Sunday, March 20

Skykus

Flying airtran from Denver to Atlanta, I discovered that all airtran flights have wi-fi, which is great, but not free. You can, however, get free access to twitter through some special thing. Anyway, I posted a few comments on that flight, but on the way from Atlanta to Chicago. I decided the moment called for something more... interesting? Anyway, I wrote a series of haikus through twitter to the world below. So, I give to you "The Twitter Haiku Sequence from 30,000 feet" ...or umm, "Seven Skykus!"

1.
thirty thousand feet
Airtran, what could beat two seats?
one not-broken seat

2.
a long novel begs
but my attention is short
and twitter is #

3.
i'm higher than clouds.
sounds illegal but isn't.
jurisdiction stuff.

4.
what is cooler than
thirty thousand foot haikus?
refrigerators

5.
ode to a brown shirt
not this one, the other, says:
“refrigerator”

6.
just an hour in
and my haiku jokes all end:
refrigerator

7.
battery dying
signing off and thinking “land”
while descent begins

For those that are interested, the landing was one of the worst I've experienced. I hate being a couple hundred feet off the ground for a little too long. It always makes me think something is going on. Looking out the window I keep thinking, we're very close to the ground and non of this looks airport-y. Also, planes should not bank shortly before landing. I think rudders were created for that.

Thursday, March 17

Obama and [p/c]en[ce/ts]

A few weeks ago, I was talking about a class I took right before graduating college. It was called “The American Autobiography” and, for some reason, the name of one of the texts had slipped my mind. Franklin’s autobiography, a slave narrative, Susanna Kaysen’s Girl, Interrupted, Alison Bechdel’s Fun Home, and what? The text I had forgotten was Barack Obama’s Dreams from My Father. It was probably because I didn’t finish it. I remember getting up to his college years and losing some of my interest, but other things in my life distracted me and I graduated, returning the borrowed copy to a friend. Now, this really has nothing to do with Barack Obama, but the point when I lost some interest remains important to me. I started to care a little bit less when he got to college because, suddenly, the book wasn’t about me anymore.

Assuming a myriad of perspectives on that last comment, I could guess that it could be interpreted by one person as a comment on literature: that we always relate ourselves most strongly to the child or adolescent character. The twentieth-century canon supports that observation with success of The Catcher in the Rye and To Kill a Mockingbird. Someone else might claim that to relate your own childhood to the childhood account of a US president is the most arrogant reading you could ever unconsciously produce. That may or may not be true. I can’t imagine it would be a compelling book if readers were unable to relate to Obama’s childhood to their own.

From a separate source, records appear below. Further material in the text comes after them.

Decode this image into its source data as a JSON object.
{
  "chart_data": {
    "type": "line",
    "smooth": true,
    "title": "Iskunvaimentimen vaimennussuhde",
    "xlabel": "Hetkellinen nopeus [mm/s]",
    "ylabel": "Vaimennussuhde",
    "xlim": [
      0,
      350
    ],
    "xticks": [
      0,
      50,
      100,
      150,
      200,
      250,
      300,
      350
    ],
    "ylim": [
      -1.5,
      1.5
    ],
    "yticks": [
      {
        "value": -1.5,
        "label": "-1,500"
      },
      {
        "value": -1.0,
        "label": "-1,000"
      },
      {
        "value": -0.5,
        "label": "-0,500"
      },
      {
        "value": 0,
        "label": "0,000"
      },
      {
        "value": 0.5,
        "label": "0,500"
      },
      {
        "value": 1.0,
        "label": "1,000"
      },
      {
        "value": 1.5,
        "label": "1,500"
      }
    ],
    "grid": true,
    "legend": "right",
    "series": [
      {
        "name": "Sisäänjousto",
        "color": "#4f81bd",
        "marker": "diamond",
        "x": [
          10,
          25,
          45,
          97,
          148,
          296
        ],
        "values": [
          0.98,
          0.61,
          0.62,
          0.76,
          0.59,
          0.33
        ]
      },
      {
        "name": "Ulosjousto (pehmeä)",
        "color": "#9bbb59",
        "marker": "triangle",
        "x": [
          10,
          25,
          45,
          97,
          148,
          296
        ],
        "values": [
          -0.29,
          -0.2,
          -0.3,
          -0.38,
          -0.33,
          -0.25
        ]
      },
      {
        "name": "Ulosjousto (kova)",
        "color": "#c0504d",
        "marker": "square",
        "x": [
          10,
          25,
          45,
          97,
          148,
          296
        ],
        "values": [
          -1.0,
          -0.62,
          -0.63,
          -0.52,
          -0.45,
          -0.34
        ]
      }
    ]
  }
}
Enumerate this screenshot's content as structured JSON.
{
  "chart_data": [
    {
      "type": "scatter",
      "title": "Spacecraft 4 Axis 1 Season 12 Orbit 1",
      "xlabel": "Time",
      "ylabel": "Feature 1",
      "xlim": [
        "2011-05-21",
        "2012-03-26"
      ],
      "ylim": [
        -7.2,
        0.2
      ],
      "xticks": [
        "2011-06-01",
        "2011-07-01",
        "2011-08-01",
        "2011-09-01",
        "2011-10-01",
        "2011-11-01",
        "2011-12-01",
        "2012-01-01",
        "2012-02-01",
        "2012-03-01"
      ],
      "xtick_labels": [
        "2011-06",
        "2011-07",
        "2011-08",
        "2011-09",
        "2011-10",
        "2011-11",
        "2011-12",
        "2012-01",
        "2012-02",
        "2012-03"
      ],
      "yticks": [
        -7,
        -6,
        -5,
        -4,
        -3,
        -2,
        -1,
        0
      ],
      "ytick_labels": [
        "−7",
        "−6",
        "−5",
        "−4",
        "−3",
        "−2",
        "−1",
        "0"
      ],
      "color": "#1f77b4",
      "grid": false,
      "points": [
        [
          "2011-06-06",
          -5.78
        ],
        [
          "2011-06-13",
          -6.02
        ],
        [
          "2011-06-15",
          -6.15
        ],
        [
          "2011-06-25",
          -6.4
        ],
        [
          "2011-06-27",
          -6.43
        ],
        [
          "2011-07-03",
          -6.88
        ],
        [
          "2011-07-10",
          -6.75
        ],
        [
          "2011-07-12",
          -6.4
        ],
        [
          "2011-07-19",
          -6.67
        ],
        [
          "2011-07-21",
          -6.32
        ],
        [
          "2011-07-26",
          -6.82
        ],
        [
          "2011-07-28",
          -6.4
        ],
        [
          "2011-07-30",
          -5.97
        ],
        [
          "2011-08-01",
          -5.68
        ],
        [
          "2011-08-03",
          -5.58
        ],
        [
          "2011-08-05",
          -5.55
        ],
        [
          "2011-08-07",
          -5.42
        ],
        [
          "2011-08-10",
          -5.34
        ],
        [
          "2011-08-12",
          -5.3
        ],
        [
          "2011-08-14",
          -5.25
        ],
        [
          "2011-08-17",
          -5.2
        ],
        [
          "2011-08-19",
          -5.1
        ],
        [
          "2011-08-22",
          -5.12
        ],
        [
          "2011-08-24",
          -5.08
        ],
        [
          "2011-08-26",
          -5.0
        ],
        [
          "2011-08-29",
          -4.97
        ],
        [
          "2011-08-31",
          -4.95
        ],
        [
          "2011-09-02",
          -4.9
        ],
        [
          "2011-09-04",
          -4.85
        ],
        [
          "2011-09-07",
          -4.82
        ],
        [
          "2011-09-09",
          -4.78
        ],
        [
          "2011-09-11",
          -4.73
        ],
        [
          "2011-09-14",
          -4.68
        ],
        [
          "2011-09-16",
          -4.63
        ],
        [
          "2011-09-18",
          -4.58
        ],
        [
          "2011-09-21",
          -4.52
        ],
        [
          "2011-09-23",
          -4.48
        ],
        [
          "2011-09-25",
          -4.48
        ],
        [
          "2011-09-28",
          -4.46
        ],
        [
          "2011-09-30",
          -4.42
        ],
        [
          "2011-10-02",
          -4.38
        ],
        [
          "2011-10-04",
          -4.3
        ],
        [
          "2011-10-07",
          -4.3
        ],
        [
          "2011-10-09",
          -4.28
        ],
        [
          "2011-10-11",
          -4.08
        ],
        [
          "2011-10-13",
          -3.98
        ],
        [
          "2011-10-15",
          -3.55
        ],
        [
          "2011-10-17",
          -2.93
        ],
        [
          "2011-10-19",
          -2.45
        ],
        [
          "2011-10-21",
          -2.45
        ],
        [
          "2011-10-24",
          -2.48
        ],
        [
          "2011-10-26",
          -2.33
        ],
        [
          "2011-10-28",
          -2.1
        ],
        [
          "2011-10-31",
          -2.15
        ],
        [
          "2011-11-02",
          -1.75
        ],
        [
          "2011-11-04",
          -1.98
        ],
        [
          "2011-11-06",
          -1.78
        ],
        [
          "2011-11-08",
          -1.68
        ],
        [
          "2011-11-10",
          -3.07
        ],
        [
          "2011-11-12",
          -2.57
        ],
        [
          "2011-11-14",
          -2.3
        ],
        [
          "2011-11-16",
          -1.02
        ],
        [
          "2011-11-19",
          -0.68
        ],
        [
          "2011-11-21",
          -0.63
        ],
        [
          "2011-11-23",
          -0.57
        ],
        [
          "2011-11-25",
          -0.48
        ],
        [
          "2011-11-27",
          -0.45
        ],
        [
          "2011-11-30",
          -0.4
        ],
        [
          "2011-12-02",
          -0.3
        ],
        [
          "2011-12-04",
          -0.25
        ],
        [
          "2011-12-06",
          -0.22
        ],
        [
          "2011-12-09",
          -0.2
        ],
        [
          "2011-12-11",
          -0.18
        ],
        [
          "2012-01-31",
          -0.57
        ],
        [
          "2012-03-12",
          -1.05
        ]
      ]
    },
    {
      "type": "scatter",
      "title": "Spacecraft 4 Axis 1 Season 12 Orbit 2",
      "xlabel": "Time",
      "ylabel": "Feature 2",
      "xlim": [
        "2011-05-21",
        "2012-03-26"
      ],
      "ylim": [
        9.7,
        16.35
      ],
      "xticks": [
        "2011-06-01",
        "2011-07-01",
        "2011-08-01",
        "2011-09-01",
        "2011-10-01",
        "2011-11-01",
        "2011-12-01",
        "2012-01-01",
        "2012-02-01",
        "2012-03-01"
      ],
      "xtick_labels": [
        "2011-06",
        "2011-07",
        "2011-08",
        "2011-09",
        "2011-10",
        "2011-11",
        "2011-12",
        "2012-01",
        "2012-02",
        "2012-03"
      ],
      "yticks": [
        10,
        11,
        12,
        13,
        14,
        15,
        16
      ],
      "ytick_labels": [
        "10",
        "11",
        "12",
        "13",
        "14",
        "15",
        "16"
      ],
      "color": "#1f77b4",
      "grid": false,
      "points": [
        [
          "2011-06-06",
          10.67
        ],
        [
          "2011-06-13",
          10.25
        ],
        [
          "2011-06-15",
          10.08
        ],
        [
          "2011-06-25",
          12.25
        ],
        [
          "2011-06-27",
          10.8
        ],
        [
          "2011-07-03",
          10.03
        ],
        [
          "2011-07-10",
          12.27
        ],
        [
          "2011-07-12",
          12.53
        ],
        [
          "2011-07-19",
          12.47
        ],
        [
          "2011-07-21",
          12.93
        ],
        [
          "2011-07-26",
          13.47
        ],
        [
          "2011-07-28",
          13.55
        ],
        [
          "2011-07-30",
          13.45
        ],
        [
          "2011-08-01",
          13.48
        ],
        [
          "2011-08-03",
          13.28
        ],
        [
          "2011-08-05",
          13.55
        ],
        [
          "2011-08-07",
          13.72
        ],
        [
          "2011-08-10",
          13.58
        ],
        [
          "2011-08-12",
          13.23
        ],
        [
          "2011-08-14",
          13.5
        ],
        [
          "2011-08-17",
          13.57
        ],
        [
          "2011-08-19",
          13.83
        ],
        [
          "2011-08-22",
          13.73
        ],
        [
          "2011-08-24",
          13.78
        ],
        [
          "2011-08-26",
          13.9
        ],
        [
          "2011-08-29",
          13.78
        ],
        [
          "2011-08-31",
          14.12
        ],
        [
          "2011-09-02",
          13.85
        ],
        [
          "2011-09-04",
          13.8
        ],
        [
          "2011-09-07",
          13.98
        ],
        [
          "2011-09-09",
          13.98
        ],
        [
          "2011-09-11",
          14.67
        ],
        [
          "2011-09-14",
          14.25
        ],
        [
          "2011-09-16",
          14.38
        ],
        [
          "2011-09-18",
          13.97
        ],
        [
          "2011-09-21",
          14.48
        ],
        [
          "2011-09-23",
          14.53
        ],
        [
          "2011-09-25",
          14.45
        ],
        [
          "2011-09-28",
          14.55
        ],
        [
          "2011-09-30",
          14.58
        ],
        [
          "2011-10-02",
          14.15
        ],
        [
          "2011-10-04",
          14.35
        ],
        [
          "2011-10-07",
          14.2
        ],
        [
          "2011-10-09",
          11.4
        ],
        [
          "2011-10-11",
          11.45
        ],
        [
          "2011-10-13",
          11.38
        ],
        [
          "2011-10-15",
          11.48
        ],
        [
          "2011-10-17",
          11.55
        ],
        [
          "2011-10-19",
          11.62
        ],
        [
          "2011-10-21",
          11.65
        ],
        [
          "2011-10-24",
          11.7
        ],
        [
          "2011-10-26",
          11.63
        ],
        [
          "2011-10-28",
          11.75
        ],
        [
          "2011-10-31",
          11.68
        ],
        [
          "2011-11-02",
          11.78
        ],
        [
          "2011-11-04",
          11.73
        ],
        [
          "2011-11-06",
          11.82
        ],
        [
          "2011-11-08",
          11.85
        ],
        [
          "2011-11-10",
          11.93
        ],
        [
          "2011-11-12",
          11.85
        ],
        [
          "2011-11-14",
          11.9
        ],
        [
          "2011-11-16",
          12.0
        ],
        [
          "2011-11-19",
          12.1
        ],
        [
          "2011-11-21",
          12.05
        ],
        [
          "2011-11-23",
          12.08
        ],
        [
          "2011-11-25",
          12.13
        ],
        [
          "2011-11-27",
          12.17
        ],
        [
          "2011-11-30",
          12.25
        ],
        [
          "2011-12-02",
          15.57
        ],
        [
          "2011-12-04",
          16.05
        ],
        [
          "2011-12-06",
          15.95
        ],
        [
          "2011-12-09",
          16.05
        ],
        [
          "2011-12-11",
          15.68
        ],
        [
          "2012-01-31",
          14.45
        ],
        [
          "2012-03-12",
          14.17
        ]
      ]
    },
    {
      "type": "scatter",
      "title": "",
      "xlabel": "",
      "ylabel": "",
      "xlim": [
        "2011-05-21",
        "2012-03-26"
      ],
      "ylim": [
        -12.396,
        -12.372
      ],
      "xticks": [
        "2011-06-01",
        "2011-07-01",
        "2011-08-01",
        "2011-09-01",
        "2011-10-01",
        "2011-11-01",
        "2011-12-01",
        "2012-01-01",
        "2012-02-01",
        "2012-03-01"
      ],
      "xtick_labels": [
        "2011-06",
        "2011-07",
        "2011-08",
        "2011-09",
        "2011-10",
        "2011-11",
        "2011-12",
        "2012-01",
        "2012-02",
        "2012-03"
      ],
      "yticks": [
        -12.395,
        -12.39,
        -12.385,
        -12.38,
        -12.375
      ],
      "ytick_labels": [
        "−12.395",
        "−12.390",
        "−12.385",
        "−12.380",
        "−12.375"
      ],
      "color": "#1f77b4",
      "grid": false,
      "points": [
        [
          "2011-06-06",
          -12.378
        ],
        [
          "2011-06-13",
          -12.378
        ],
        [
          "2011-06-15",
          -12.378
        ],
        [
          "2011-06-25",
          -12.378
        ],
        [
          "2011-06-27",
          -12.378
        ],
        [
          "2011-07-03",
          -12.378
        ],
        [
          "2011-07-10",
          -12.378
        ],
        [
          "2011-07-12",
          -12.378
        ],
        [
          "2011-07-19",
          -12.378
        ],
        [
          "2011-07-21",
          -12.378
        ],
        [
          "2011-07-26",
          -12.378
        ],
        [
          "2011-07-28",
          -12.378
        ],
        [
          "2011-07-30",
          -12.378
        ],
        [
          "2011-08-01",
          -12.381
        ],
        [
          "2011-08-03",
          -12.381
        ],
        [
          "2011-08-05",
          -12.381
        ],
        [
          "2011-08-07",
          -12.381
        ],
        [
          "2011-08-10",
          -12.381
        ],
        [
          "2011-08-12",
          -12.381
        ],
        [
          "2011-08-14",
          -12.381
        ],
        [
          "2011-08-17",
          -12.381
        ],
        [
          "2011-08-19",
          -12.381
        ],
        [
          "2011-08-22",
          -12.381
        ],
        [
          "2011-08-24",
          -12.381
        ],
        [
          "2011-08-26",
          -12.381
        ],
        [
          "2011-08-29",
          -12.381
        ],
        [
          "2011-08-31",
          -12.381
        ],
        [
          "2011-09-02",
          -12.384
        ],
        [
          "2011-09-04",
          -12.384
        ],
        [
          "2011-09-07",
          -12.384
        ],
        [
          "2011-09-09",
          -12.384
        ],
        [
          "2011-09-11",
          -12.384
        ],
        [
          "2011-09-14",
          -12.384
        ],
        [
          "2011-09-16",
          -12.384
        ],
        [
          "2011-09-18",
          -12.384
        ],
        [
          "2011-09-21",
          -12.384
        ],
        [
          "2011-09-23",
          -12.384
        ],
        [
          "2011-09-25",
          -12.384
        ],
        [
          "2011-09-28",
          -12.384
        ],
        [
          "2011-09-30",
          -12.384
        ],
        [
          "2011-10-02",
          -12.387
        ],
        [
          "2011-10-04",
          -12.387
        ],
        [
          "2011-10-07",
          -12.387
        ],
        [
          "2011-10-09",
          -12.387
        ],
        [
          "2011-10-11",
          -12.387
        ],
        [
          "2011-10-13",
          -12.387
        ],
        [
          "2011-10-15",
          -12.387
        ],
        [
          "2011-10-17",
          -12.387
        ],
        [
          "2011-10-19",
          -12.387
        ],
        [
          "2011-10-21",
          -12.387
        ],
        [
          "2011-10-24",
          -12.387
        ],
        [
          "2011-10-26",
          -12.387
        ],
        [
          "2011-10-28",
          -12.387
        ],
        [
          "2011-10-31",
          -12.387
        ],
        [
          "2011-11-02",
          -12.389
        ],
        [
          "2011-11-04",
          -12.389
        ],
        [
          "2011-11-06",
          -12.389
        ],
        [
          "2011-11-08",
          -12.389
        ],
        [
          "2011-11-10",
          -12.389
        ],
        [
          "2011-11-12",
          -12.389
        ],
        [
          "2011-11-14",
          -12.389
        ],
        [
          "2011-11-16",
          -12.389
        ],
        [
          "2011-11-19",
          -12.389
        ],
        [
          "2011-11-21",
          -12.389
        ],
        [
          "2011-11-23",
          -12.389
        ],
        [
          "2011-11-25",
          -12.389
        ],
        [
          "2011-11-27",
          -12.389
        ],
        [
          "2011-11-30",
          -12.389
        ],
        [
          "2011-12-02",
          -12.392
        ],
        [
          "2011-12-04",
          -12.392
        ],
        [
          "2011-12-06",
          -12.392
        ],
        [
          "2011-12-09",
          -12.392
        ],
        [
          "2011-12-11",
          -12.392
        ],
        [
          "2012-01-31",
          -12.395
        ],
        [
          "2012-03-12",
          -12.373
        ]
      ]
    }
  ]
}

The narrative of his childhood and adolescence has a particular resonance for people who lived away from their "home country" as kids. At the heart of his narrated self is an individual who is pervasively aware of otherness. Thinking about that, I realized that a large part of why I like him is because he understands more about difference and commonality than most people. When the generalized public is referred to as "folks" in just about every clip of presidential speechifying, I feel betrayed because the sensitivity to otherness appears to be contradicted by a unifying rhetorical move that reeks of purely political motives. However, if I give politics the benefit of the doubt for a moment, talking about the “folk” doesn’t have to be a bad thing. The unifying power of that rhetoric doesn't necessitate a homogeneous society, nor does it have to deny the rich diversity that Obama has celebrated.

I don’t really have a final point, but I’m wondering if maybe individualism and collectivism are not separable ideas. That sounds very collectivist doesn’t it?